Scientists leaning toward the global warming theory argue that the
storms had a catastrophic effect because Sound lobsters were growing
increasing stressed by decades of warming waters. Temperatures in the
Sound, particularly in the western half farther from cooling Atlantic
water, have been rising for years as air temperatures have increased in
the northeast by a rate of nearly 0.5 degrees per decade since the
1970s, according to the UCS study. Last year, for instance, average
water temperatures around the Millstone Power Station -- a key measuring
point for Sound water temperatures -- reached their highest average
temperatures in more than a century.
The theory, advocates say, fits with the fact that lobster harvesting
has reached record levels in Maine, where the warming of that state's
far colder coast has lifted the temperatures into a range more conducive
to lobster growth.
"What we found was that the concentrations of pesticides in the water
could not have been high enough to be lethal to lobsters," said Sylvain
De Guise, director of Connecticut's Sea Grant program and a lead
researcher on a major 2005 study of the die-off published in the Journal
of Shellfish Research. "Instead, we're probably looking at a combination
He continued: "What you can say is that the western Sound is at the
southernmost range for [coastal] lobsters, and it's very likely that the
impact of warming waters would be seen here first. I'd have to say that
global warming, based on common sense, is the strongest argument."
Fish tales, counter the lobstermen. Even some lobster experts insist the
coincidence of the 1999 catastrophic die-off occurring the same year as
heavy pesticide spraying simply cannot be ignored.
"Look, those waters have been warm before in summers past, real warm,
and nothing like this has ever happened," said Lance Stewart, a lobster
expert at the University of Connecticut. "It's crazy to suggest this is
somehow linked to global warming. It was the pesticides, pure and simple."
Regardless of the reason, the lobster die-off has devastated lives along
the graceful Connecticut shoreline of lighthouses and chowder huts. As
many as 400 lobstermen made a living here in 1998, a time when the
storied industry was worth an estimated $12.1 million a year. Today,
only a few dozen lobstermen are left and the industry's value has
dropped to about $4 million, much of which still goes to middlemen and
retailers, according to state statistics and lobstermen groups.

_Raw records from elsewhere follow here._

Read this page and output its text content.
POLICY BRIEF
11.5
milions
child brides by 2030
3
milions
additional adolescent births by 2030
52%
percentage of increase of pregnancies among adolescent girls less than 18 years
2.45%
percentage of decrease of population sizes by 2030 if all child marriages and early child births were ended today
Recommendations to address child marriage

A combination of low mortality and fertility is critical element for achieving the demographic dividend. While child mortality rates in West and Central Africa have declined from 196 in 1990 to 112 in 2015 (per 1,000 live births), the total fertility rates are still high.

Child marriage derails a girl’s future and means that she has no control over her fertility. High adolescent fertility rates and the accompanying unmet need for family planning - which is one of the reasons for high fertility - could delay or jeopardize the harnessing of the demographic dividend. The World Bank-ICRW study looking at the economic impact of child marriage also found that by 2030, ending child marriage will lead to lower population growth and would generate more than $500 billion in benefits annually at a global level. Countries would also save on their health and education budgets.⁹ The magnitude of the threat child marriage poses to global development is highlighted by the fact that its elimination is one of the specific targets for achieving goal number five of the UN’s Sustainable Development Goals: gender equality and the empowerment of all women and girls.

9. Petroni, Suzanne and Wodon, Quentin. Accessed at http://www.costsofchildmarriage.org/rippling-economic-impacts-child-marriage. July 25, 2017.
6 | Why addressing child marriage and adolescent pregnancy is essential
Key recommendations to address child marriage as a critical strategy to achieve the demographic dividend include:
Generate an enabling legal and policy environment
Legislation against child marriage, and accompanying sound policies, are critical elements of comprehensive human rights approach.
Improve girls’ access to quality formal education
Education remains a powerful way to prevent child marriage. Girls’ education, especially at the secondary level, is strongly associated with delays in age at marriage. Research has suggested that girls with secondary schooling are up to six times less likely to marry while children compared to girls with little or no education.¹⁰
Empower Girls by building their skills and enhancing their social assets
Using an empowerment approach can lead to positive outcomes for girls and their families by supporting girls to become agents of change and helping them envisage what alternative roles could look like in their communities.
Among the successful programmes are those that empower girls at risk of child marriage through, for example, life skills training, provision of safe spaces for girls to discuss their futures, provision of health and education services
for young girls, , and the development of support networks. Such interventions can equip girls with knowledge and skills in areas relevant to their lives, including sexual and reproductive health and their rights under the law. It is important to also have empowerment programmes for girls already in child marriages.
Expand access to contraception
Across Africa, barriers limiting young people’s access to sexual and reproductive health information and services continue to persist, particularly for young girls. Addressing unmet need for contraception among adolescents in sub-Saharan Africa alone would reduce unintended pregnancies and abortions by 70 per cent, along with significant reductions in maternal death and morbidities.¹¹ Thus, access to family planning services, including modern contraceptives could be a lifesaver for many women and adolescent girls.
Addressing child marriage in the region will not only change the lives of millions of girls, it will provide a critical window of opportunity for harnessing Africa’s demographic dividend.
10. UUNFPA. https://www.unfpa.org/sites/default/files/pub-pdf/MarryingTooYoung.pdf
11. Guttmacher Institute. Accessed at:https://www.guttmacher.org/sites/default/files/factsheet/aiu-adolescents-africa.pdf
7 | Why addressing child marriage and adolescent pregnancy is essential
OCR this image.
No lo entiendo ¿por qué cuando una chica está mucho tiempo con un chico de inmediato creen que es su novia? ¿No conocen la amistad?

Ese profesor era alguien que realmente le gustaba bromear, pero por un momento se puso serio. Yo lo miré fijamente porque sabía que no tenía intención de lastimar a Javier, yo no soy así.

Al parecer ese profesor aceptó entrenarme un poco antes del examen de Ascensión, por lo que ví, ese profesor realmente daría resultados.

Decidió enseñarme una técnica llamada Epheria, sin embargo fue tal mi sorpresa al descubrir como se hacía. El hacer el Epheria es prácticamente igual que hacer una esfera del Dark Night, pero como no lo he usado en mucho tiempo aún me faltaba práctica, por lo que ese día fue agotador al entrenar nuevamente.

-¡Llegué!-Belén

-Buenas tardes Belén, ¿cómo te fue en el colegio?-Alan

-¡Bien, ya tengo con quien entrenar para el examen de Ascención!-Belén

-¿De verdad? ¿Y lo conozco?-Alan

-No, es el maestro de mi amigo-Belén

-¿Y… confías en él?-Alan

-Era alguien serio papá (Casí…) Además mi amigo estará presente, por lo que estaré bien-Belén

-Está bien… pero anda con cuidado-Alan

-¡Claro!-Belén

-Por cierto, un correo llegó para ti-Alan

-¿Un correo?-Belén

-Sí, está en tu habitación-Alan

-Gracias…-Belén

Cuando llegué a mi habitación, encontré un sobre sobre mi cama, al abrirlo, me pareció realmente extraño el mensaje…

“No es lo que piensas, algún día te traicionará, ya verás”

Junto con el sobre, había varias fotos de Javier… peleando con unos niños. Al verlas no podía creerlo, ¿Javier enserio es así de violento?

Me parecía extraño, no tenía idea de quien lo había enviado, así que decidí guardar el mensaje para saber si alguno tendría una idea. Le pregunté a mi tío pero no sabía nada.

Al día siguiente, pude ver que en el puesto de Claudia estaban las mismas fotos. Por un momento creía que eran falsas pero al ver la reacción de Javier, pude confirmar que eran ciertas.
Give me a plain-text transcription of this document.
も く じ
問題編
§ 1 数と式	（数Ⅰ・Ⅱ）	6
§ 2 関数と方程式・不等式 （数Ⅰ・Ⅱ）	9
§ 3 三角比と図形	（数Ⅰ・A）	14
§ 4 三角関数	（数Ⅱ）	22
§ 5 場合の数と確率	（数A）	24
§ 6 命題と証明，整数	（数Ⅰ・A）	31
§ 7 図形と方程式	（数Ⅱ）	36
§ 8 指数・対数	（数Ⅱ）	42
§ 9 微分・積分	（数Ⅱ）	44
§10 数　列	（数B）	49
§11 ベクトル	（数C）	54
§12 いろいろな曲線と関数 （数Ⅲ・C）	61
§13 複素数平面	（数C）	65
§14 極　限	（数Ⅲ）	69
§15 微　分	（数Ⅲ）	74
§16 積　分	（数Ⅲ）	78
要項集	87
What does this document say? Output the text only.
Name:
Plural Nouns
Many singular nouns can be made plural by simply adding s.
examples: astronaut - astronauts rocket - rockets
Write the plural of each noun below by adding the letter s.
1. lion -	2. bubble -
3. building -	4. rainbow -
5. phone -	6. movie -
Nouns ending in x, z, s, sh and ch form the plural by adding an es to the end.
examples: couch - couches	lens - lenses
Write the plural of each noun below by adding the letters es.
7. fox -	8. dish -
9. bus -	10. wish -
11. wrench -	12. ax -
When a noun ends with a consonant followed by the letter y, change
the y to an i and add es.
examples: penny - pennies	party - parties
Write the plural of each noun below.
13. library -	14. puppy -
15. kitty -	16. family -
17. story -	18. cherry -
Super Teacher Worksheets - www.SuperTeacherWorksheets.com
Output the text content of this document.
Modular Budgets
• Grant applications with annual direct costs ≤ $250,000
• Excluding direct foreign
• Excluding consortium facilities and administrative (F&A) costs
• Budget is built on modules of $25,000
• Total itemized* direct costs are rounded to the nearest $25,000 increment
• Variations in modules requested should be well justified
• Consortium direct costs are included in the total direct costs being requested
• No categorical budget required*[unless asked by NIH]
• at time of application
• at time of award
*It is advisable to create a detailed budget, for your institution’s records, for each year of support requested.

It has torn men with salt in their blood from the sea. Many received
additional compensation through grants from the National Marine
Fisheries Service. But for most, it was not enough to stay afloat.
After a life spent lobstering, Anthony Coviello, 63, had fully
anticipated that he would be close to retiring about now. But when the
bust happened, he and his wife were forced to sell their house, car and
lobster boat. They recently relocated to Naples, Fla. There, he is still
struggling to find work while they try to make ends meet on his wife's
salary from a job with the local school system.
"You know, lobster was our life," he said. "But when they disappeared,
we lost the business, we lost everything. I can't tell you how much I
miss it. Not being out on the water every day. You know, the sun, the
wind. It was a great life."
Lobstermen such as Roger Frate Sr. have fought to survive by becoming
better businessmen. The family used to operate three lobster boats,
whose catch would stock the tanks at their quaint seafood market in
Darien, Conn. These days, they are down to one lobster boat, having
retired one and refitted another for clamming. Their wholesale business
has largely dried up. But he has hired a cook at the market, and is now
focusing on retail sales, buying lobster from Maine to augment the
paltry local catch.
"We just don't know if the lobsters are going to come back," he said. "I
can't even talk about it sometimes. It's hard, very hard."